Leicester City of England midfielder, Wilfred Onyinyen Ndidi has gained sympathy from a number of English Premier League pundits, who opined that he should have started Sunday’s match against Arsenal, megasportsarena.com reports.
With The Foxes failing to hold their own at Emirates Stadium and eventually crumbled before Ndidi was later introduced by his side’s coach, Brendan Rodgers, the pundits felt it would have been a different story had he been on the pitch earlier.
Leading the battery of comments in that regard is former Crystal Palace star, Clinton Morrison, who also wondered why Rodgers left Ademola Lookman on the bench, hence his early prediction that Leicester would lose the game.

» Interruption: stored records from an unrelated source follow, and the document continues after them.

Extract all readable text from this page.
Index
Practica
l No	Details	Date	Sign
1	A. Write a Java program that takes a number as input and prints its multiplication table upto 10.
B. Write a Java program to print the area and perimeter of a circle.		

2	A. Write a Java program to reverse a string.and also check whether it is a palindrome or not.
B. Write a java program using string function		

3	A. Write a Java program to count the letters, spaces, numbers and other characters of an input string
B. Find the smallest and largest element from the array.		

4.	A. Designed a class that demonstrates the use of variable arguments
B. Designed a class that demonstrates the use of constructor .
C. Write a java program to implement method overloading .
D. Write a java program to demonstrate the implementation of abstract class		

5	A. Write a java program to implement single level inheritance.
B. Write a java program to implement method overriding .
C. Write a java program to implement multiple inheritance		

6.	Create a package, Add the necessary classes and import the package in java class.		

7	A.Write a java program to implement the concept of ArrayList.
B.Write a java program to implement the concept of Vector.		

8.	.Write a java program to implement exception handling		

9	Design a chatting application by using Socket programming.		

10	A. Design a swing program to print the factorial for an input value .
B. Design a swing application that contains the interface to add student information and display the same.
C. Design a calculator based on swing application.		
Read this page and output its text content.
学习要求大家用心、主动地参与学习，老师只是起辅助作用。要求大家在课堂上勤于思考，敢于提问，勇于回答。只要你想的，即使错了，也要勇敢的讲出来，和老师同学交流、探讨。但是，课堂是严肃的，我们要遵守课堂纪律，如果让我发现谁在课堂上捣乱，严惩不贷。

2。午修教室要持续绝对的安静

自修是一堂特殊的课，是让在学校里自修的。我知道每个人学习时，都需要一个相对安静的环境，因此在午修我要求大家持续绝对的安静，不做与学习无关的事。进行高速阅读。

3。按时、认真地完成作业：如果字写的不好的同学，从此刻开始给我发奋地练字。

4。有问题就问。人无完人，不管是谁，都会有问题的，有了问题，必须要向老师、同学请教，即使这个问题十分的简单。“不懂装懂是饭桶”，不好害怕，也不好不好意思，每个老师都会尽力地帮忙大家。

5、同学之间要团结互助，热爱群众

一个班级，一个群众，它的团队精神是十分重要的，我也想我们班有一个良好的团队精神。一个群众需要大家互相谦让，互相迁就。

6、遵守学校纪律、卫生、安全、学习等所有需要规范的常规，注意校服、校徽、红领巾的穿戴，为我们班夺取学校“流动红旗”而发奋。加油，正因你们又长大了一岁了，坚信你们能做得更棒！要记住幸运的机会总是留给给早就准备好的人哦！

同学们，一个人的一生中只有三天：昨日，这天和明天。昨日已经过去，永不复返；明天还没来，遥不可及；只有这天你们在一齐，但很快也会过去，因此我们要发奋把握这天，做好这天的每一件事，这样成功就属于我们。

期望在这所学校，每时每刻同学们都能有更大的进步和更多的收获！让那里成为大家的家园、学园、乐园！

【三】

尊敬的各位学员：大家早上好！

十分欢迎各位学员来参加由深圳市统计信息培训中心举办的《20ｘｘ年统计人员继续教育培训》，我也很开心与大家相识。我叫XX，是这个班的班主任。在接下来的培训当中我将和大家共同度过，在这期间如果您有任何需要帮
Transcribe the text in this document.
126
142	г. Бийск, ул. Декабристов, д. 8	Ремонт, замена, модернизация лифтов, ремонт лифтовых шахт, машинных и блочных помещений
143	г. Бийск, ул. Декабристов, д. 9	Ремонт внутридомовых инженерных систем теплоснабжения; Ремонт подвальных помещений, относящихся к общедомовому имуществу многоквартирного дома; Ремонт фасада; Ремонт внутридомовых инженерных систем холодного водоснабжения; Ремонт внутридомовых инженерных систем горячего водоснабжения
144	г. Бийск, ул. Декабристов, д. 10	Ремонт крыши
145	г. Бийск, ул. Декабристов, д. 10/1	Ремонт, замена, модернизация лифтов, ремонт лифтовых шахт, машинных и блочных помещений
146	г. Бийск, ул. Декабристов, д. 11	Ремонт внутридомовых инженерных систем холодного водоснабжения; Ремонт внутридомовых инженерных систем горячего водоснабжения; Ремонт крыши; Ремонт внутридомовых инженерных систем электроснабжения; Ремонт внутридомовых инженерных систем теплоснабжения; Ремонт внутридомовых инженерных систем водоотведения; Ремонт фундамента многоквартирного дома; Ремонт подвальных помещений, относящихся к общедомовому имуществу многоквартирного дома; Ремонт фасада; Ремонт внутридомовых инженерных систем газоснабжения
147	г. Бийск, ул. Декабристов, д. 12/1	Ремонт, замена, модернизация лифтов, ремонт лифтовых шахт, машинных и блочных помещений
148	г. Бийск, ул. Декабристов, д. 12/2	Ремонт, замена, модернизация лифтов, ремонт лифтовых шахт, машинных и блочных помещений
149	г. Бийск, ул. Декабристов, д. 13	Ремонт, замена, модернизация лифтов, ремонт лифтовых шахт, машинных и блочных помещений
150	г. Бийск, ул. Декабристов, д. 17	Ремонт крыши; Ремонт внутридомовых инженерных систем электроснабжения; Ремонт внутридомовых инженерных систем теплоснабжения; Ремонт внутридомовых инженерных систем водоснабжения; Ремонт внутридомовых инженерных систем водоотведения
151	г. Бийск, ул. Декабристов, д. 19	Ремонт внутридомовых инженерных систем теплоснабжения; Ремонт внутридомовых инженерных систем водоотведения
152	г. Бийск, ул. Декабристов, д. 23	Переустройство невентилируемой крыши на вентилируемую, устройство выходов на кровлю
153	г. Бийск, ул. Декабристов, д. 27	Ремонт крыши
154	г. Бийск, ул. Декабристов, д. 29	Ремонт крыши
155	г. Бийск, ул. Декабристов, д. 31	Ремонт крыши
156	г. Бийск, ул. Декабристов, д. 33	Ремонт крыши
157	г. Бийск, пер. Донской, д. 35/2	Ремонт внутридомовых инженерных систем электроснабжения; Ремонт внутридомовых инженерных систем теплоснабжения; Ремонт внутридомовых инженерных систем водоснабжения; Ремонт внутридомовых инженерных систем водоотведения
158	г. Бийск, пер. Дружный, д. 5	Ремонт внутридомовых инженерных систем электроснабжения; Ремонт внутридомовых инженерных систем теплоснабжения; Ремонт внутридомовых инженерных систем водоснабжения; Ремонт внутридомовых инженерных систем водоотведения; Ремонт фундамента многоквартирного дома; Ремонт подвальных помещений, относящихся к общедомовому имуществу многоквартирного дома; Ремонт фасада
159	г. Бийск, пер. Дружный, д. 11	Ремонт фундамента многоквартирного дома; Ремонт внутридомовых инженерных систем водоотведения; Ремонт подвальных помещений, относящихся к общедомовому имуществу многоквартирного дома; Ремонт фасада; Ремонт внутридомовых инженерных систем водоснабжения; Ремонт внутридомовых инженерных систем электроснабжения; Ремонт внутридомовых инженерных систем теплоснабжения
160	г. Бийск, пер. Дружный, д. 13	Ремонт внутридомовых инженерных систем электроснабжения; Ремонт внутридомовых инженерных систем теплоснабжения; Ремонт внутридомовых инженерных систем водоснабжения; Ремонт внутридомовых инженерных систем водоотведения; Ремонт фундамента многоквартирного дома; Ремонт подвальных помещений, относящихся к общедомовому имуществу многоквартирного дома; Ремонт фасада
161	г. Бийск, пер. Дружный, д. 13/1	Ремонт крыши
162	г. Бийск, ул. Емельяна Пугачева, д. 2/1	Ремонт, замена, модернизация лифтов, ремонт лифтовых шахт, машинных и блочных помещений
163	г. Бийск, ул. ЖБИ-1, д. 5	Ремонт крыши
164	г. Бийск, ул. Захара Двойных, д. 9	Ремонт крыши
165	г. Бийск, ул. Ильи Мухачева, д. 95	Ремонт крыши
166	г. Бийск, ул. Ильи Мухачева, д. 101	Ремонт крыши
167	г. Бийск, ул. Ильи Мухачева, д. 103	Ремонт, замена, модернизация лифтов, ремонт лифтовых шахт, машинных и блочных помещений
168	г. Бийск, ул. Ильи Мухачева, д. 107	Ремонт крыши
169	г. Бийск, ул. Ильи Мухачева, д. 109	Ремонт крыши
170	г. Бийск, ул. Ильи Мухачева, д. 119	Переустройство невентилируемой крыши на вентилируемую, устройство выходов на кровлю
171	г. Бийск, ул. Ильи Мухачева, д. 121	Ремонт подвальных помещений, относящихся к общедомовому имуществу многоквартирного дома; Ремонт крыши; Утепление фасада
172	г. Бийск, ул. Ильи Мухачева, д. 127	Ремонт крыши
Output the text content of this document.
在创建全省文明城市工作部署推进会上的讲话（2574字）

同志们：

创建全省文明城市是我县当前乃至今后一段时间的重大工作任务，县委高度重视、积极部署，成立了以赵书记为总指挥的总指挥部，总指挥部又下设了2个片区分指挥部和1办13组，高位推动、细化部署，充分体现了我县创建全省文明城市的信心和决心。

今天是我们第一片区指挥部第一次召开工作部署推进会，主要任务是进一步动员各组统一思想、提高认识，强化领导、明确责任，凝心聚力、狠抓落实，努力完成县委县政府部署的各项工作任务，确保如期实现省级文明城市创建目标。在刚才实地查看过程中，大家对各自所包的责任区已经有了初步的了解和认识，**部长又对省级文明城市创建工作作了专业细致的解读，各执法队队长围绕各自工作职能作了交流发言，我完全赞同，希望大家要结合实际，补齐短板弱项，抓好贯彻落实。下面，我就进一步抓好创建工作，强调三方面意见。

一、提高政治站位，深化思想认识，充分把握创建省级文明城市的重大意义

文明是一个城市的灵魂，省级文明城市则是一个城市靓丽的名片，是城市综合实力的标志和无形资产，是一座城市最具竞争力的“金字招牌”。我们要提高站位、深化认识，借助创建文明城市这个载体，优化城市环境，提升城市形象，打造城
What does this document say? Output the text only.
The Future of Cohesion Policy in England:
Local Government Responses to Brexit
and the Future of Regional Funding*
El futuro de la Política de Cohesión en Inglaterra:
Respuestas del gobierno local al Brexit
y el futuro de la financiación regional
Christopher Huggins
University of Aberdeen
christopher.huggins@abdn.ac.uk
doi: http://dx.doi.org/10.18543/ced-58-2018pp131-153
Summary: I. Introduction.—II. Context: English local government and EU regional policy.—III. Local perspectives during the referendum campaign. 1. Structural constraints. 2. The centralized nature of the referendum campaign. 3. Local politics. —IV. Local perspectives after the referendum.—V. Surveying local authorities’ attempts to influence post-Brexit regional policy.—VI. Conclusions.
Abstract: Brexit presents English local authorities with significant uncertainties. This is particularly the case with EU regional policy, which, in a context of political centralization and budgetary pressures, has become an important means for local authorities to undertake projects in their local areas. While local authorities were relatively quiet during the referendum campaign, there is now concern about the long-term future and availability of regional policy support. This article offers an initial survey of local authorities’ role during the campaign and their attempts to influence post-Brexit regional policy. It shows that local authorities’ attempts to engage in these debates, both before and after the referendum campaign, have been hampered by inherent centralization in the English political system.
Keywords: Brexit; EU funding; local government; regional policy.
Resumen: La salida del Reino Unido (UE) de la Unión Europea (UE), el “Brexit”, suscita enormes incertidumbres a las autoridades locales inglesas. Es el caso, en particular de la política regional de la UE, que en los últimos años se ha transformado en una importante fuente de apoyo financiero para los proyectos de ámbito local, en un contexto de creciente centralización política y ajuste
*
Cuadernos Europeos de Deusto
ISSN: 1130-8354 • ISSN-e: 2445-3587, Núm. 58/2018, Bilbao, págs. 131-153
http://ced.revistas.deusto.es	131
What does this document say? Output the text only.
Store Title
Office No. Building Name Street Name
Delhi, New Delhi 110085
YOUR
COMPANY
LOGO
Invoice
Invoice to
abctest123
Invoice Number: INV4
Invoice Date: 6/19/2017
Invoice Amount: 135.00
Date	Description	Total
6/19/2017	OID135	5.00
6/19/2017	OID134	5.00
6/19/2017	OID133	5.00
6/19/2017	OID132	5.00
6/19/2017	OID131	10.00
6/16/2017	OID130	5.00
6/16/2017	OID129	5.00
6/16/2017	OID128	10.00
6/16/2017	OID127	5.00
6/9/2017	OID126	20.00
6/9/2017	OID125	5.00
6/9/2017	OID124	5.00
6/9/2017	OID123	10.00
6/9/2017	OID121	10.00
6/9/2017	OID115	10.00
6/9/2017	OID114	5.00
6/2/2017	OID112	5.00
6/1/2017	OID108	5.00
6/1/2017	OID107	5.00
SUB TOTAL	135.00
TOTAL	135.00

While Lookman was benched all evening long, Ndidi was eventually on for the final 29 minutes, but that was after Leicester had already conceded two goals, and Morrison felt it was because Rodgers got his tactics wrong.
Rodgers’ ploy might have been with an eye on this week’s UEFA Europa Conference League tie against Stade Rennes of France and the gaffer from Northern Ireland opted to rest many of his key players, much to Morrison’s chagrin.
Morrison said on BBC Radio 5 Live: “I knew it would be an Arsenal win with that team sheet. When I saw no Wilfred Ndidi, no Youri Tielemans, no Patson Daka.
“Also no Ademola Lookman, who I think has been good for them recently, I just thought there would not be enough attacking threat to cause Arsenal problems.”
The same view was echoed by BBC’s Leicester City analyst, Matt Piper, who pointed out that Ghanaian international, Thomas Partey was able to score in Arsenal’s 2-0 win on Sunday evening because Ndidi was not on the pitch.
Partey struck only 11 minutes into the match, when he found space to head home from close range and open scoring for the home team, but Piper argued that Ndidi would have covered the area from where Partey headed the ball in.
Piper said on BBC Leicester: “I tell you who was missing there, Wilfred Ndidi. That’s his space. If you defend like that, you will ship plenty of goals.”